- Born: 25 April 1917 Konibodom, Russian Turkestan, Russian Empire (present-day Tajikistan)
- Died: 3 February 1985 (aged 67) Dushanbe, Tajik SSR, Soviet Union
- Genres: Classical
- Occupation(s): Opera singer, actress
- Instrument: Singing

= Tuhfa Fozilova =

Soviet opera singer and actor (1917–1985)

Tuhfa Fozilova (Note:
- Туҳфа Фозилова
- Туфа Фазыловна Фазылова
) (April 25, 1917 – February 3, 1984) was a Tajikistani actress and singer of the Soviet era. During her operatic career, she performed as a lyric soprano.

== Biography ==
Fozilova was born into a working-class family in Konibodom, and began her career in that town, in the havaskoron amateur groups. The first role which she played was the title role in Lolakhon by Komil Yashin. In 1933 she joined the Tashkent Music Theater, but returned the next year to the Leninabad Drama and Music Theater. The next year she went to Dushanbe, then called Stalinabad, and began working to promote Tajik opera and ballet. Roles during this time included the title role in Halima by Ghulam Zafari and Gulchira in Arshin Mal Alan by Uzeyir Hajibeyov. She joined the Communist Party of the Soviet Union and won the People's Artist of the Tajik SSR in 1941. Other roles followed; these included Qumri in Lola, by Sergey Balasanian and Samuil Urbakh; Gulizor and Nushofarin in The Vose' Uprising and Kaveh the Blacksmith, both by Balasanian; and the title role in Razia by Ziyodullo Shahidi, among other roles. She moved to the Lahuti State Academy of Dramatic Arts in 1949, where her roles included Guli in Alisher Navo'i by Uighun and Izzat Sulton and three roles in plays by Sadriddin Ayni and Jalol Ikromiy, Mahtob in Unfulfilled Girl, Gulnor in Dokhunda, and Poshokhon in Burning Hearts.
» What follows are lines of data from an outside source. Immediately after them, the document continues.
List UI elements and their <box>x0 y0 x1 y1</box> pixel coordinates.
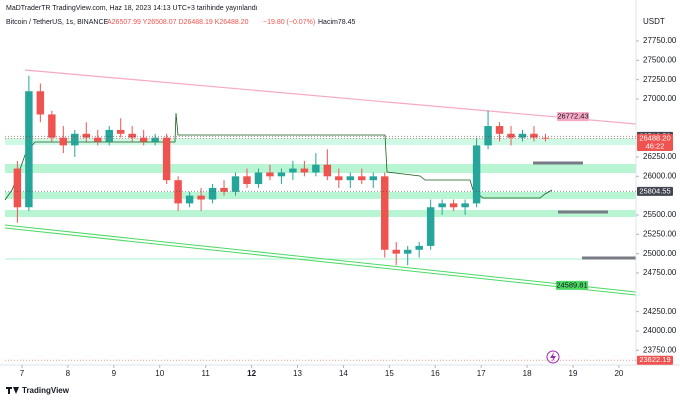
published: MaDTraderTR TradingView.com, Haz 18, 202… <box>6 5 258 12</box>
y-tick-label: 27250.00 <box>643 75 677 84</box>
candle-body <box>220 187 228 192</box>
price-label-box <box>637 134 673 152</box>
symbol: Bitcoin / TetherUS, 1s, BINANCE <box>6 19 109 26</box>
y-tick-label: 23750.00 <box>643 345 677 354</box>
countdown: 46:22 <box>646 142 665 151</box>
candle-body <box>254 172 263 185</box>
candle-body <box>71 133 79 146</box>
candle-body <box>335 176 343 181</box>
candle-body <box>94 137 102 142</box>
candle-body <box>116 129 125 134</box>
candle-body <box>426 207 435 246</box>
y-tick-label: 26000.00 <box>643 171 677 180</box>
price-label-box <box>556 280 588 290</box>
y-tick-label: 26250.00 <box>643 152 677 161</box>
y-tick-label: 27000.00 <box>643 94 677 103</box>
candle-body <box>243 176 251 185</box>
candle-body <box>25 91 33 208</box>
y-tick-label: 25250.00 <box>643 229 677 238</box>
candle-body <box>197 195 205 200</box>
x-tick-label: 15 <box>385 369 394 378</box>
candle-body <box>507 133 515 138</box>
candle-body <box>48 114 56 138</box>
candle-body <box>449 203 458 208</box>
candle-body <box>289 168 297 173</box>
x-tick-label: 11 <box>202 369 211 378</box>
candle-body <box>346 176 355 181</box>
candle-body <box>185 195 194 204</box>
price-label-box <box>637 186 673 196</box>
candle-body <box>139 137 148 142</box>
candle-body <box>484 126 492 146</box>
price-label-box <box>557 112 589 122</box>
candle-body <box>208 187 217 200</box>
candle-body <box>105 129 113 142</box>
candle-body <box>59 137 68 146</box>
y-tick-label: 24750.00 <box>643 268 677 277</box>
candle-body <box>36 91 45 115</box>
candle-body <box>277 172 286 177</box>
candle-body <box>128 133 136 138</box>
candle-body <box>381 176 389 250</box>
x-tick-label: 14 <box>339 369 348 378</box>
candle-body <box>312 164 320 173</box>
price-label: 24589.81 <box>556 280 587 289</box>
y-tick-label: 24250.00 <box>643 307 677 316</box>
x-tick-label: 12 <box>247 369 256 378</box>
x-tick-label: 17 <box>477 369 486 378</box>
currency: USDT <box>643 17 665 26</box>
candle-body <box>151 137 159 142</box>
x-tick-label: 16 <box>431 369 440 378</box>
candle-body <box>472 145 481 204</box>
y-tick-label: 25000.00 <box>643 249 677 258</box>
drawings <box>0 0 680 366</box>
candle-body <box>323 164 332 177</box>
candle-body <box>13 168 22 208</box>
ohlc: A26507.99 Y26508.07 D26488.19 K26488.20 <box>107 19 249 26</box>
logo: TradingView <box>6 386 70 395</box>
x-tick-label: 7 <box>20 369 25 378</box>
candle-body <box>495 126 504 134</box>
y-tick-label: 24000.00 <box>643 326 677 335</box>
price-label-box <box>637 355 673 365</box>
y-tick-label: 25500.00 <box>643 210 677 219</box>
candle-body <box>369 176 377 181</box>
candle-body <box>162 137 171 181</box>
x-tick-label: 9 <box>112 369 117 378</box>
x-tick-label: 13 <box>293 369 302 378</box>
x-tick-label: 20 <box>614 369 623 378</box>
candle-body <box>461 203 469 208</box>
y-tick-label: 27500.00 <box>643 55 677 64</box>
x-tick-label: 10 <box>155 369 164 378</box>
price-label: 26488.20 <box>639 134 670 143</box>
price-label: 25804.55 <box>639 186 670 195</box>
y-tick-label: 27750.00 <box>643 36 677 45</box>
x-tick-label: 18 <box>523 369 532 378</box>
candle-body <box>231 176 240 192</box>
candle-body <box>530 133 538 138</box>
candle-body <box>174 180 182 204</box>
price-label: 26772.43 <box>557 112 588 121</box>
candle-body <box>300 168 309 173</box>
candle-body <box>392 249 400 254</box>
price-label: 23622.19 <box>639 355 670 364</box>
x-tick-label: 8 <box>66 369 71 378</box>
candle-body <box>82 133 91 138</box>
candle-body <box>266 172 274 177</box>
volume: Hacim78.45 <box>318 19 355 26</box>
candle-body <box>403 249 412 254</box>
x-tick-label: 19 <box>569 369 578 378</box>
change: −19.80 (−0.07%) <box>263 19 315 26</box>
candle-body <box>358 176 366 181</box>
candle-body <box>438 203 446 208</box>
logo-text: TradingView <box>22 386 70 395</box>
candle-body <box>518 133 527 138</box>
candle-body <box>415 245 423 250</box>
She also appeared in a number of films produced by Tajikfilm. Member of the Union of Cinematographers of the Tajik SSR (1963). Named a People's Artist of the USSR in 1957, she received the Rudaki State Prize in 1979; other decorations which she received during her career include the Order of Lenin and the Order of the Red Banner of Labour. Fozilova died in Dushanbe. The theater in Konibodom is named in her honor. In 2017, the biennial theatrical festival in Dushanbe was dedicated in part to the centenary of her birth.